Here are some of the interesting factoids I found in the report.

  • In 2011, inpatient hospital costs totaled $387 billion for nearly 39 million hospital stays.
  • Nearly 2/3 of inpatient hospital costs were for individuals on Medicare ($183 billion) and Medicaid ($60 billion). Private insurance only accounted for 29 percent of hospital costs and only 4 percent for those who were uninsured.
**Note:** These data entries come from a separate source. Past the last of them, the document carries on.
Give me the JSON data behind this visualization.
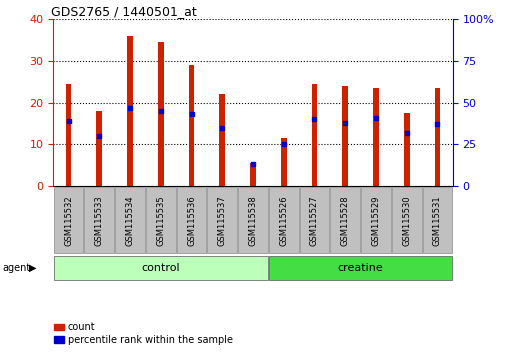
{
  "title": "GDS2765 / 1440501_at",
  "samples": [
    "GSM115532",
    "GSM115533",
    "GSM115534",
    "GSM115535",
    "GSM115536",
    "GSM115537",
    "GSM115538",
    "GSM115526",
    "GSM115527",
    "GSM115528",
    "GSM115529",
    "GSM115530",
    "GSM115531"
  ],
  "counts": [
    24.5,
    18.0,
    36.0,
    34.5,
    29.0,
    22.0,
    5.5,
    11.5,
    24.5,
    24.0,
    23.5,
    17.5,
    23.5
  ],
  "percentiles": [
    39,
    30,
    47,
    45,
    43,
    35,
    13,
    25,
    40,
    38,
    41,
    32,
    37
  ],
  "bar_color": "#cc2200",
  "dot_color": "#0000cc",
  "left_ylim": [
    0,
    40
  ],
  "right_ylim": [
    0,
    100
  ],
  "left_yticks": [
    0,
    10,
    20,
    30,
    40
  ],
  "right_yticks": [
    0,
    25,
    50,
    75,
    100
  ],
  "right_yticklabels": [
    "0",
    "25",
    "50",
    "75",
    "100%"
  ],
  "control_label": "control",
  "creatine_label": "creatine",
  "agent_label": "agent",
  "legend_count": "count",
  "legend_percentile": "percentile rank within the sample",
  "control_color": "#bbffbb",
  "creatine_color": "#44dd44",
  "group_bar_color": "#c0c0c0",
  "n_control": 7,
  "n_creatine": 6,
  "bar_width": 0.18
}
  • The most expensive condition treated in U.S hospitals is septicemia that consumes over $20 billion in hospital costs and in which over 1 million hospitalizations result.  Osteoarthritis is the second most expensive condition followed by complication of devices, implants and grafts.  It is interesting that conditions #1 and #3 often result from previous interventions in the hospital to begin with.
  • Costs relating to liveborn babies is fourth on the list of conditions.  However, this involves almost 4 million discharges compared to 1 million cases of septicemia.
  • The high number of cases and costs for septicemia, osteoarthritis and complication of devices, implants, the result of a huge number of the cases being Medicare-related. These conditions represent three of the top four high cost conditions for Medicare. Congestive heart failure is the fourth.  
  • Liveborn births is ranked #1 in Medicaid costs accounting for 10% of total hospital costs on 1.7 million hospital discharges.  This is almost 50% of total costs for births nationally!!
  • Mood disorders is the fourth-ranked condition in terms of costs for Medicaid.
  • Liveborn costs are also the highest total hospitalization cost for private insurance but it represents only 5% of total private insurance costs.
  • Osteoarthritis and back disorders ranks #2 and #3 in expensive conditions for private insurance. Interestingly, neither of these conditions show up in the Top 20 for Medicaid.  
  • The #1 high cost condition billed to the uninsured are heart attacks and strokes at #3.  This suggests that due to lack of insurance coverage the uninsured neglected preventive care to a greater extent than others with coverage.  At the same time, it is interesting that liveborn costs were #20 on the list of the uninsured.  Could it be that the lack of health insurance is very effective birth control?

What I found interesting in looking at the report was that total inpatient costs billed to uninsured patients totaled only $17 billion for 2011 representing only 4% of total inpatient costs.  And to think that the country went through Obamacare principally because of these "high" hospitals costs that were being transferred to the rest of us?  It truly boggles the mind when you look at the data.

In addition, there are many liberals that believe that the country needs "Medicare for All".  Again, looking at the data, almost 2/3 of inpatient healthcare costs are for individuals on Medicare and Medicaid.  Only 29% of costs are incurred for private insurance.  It almost seems that we are not too far from "Medicare for All" anyway.